I’m totally sticking with this for at least the duration of the 30-day experiment. I anticipate some great results for you! The laughing alone is a great ab workout so even if you don’t want to try this one yourself, at least get a good seat to watch us do it;)

4 Comments

  1. Charlotte,

    Don’t forget about lifting weights, too. Maybe when you’re done with this experiment you can try functional training plus lifting and see how that works.

    If you’re vegan (or mostly vegan) and not lifting that does not bode well for your strength. In fact, I think you might be setting yourself up to be weak as a kitten with that combination!

    –Andrew

  2. Andrew – the MBG routine IS weight lifting. Just using different motions and different kinds of weights than I’m used to (like kettlebells and D-balls instead of barbells & dumbbells). It focuses more on using muscle groups together instead of isolating individual muscles. It actually sounds a lot like the stuff you post about on your site:)
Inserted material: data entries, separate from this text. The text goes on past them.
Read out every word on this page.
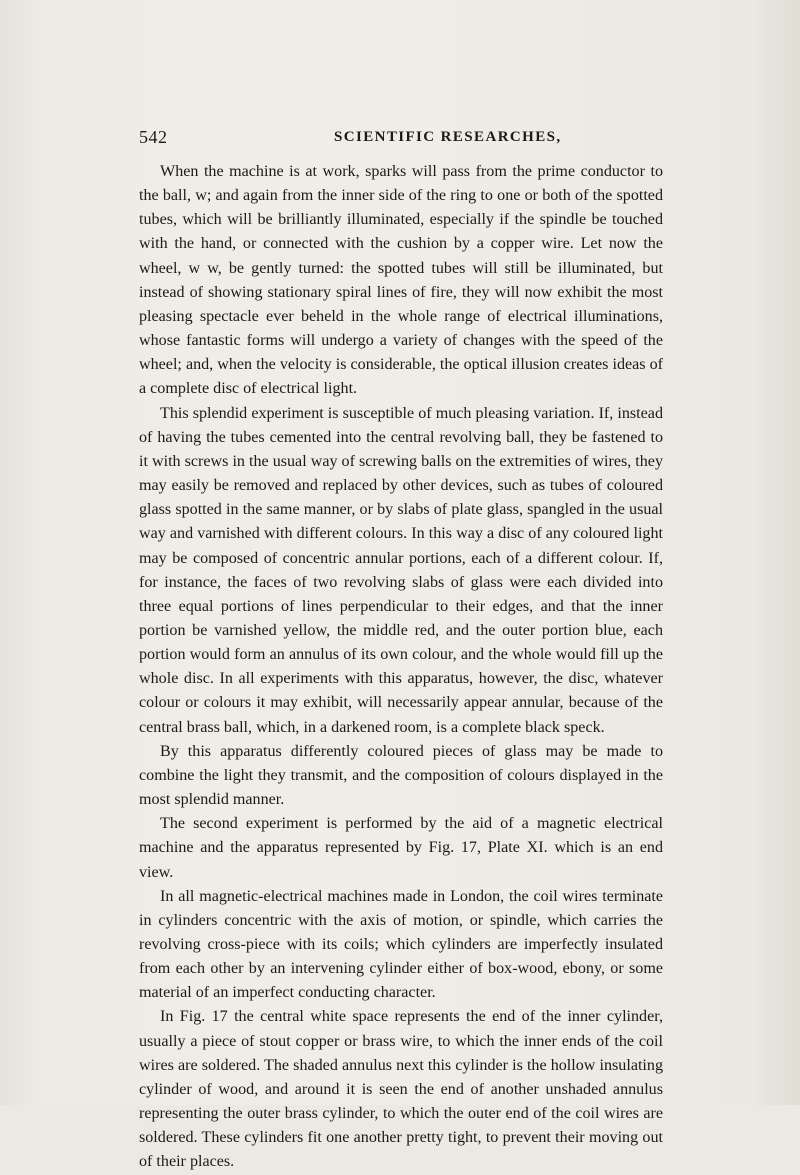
542	SCIENTIFIC RESEARCHES,

When the machine is at work, sparks will pass from the prime conductor to the ball, w; and again from the inner side of the ring to one or both of the spotted tubes, which will be brilliantly illuminated, especially if the spindle be touched with the hand, or connected with the cushion by a copper wire. Let now the wheel, w w, be gently turned: the spotted tubes will still be illuminated, but instead of showing stationary spiral lines of fire, they will now exhibit the most pleasing spectacle ever beheld in the whole range of electrical illuminations, whose fantastic forms will undergo a variety of changes with the speed of the wheel; and, when the velocity is considerable, the optical illusion creates ideas of a complete disc of electrical light.

This splendid experiment is susceptible of much pleasing variation. If, instead of having the tubes cemented into the central revolving ball, they be fastened to it with screws in the usual way of screwing balls on the extremities of wires, they may easily be removed and replaced by other devices, such as tubes of coloured glass spotted in the same manner, or by slabs of plate glass, spangled in the usual way and varnished with different colours. In this way a disc of any coloured light may be composed of concentric annular portions, each of a different colour. If, for instance, the faces of two revolving slabs of glass were each divided into three equal portions of lines perpendicular to their edges, and that the inner portion be varnished yellow, the middle red, and the outer portion blue, each portion would form an annulus of its own colour, and the whole would fill up the whole disc. In all experiments with this apparatus, however, the disc, whatever colour or colours it may exhibit, will necessarily appear annular, because of the central brass ball, which, in a darkened room, is a complete black speck.

By this apparatus differently coloured pieces of glass may be made to combine the light they transmit, and the composition of colours displayed in the most splendid manner.

The second experiment is performed by the aid of a magnetic electrical machine and the apparatus represented by Fig. 17, Plate XI. which is an end view.

In all magnetic-electrical machines made in London, the coil wires terminate in cylinders concentric with the axis of motion, or spindle, which carries the revolving cross-piece with its coils; which cylinders are imperfectly insulated from each other by an intervening cylinder either of box-wood, ebony, or some material of an imperfect conducting character.

In Fig. 17 the central white space represents the end of the inner cylinder, usually a piece of stout copper or brass wire, to which the inner ends of the coil wires are soldered. The shaded annulus next this cylinder is the hollow insulating cylinder of wood, and around it is seen the end of another unshaded annulus representing the outer brass cylinder, to which the outer end of the coil wires are soldered. These cylinders fit one another pretty tight, to prevent their moving out of their places.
    I’m also not vegan anymore – just vegetarian. So hopefully I won’t be as a weak a kitten!! But I’m tracking my lean muscle mass as well as BF% and weight so I’ll let you know in 3 weeks the final numbers:) Thanks for your concern though!

  3. Charlotte,

    Sorry, I mean like 1-5 reps of squat, press, deadlift, that sort of stuff. Big lifts for high intensity/low volume. MBG is more conditioning work.

    BTW, I like the picture you put up much better than the last one!

  4. um..today in Sunflower Market I saw Goat’s Milk Yogurt for sale. What’s up with that?!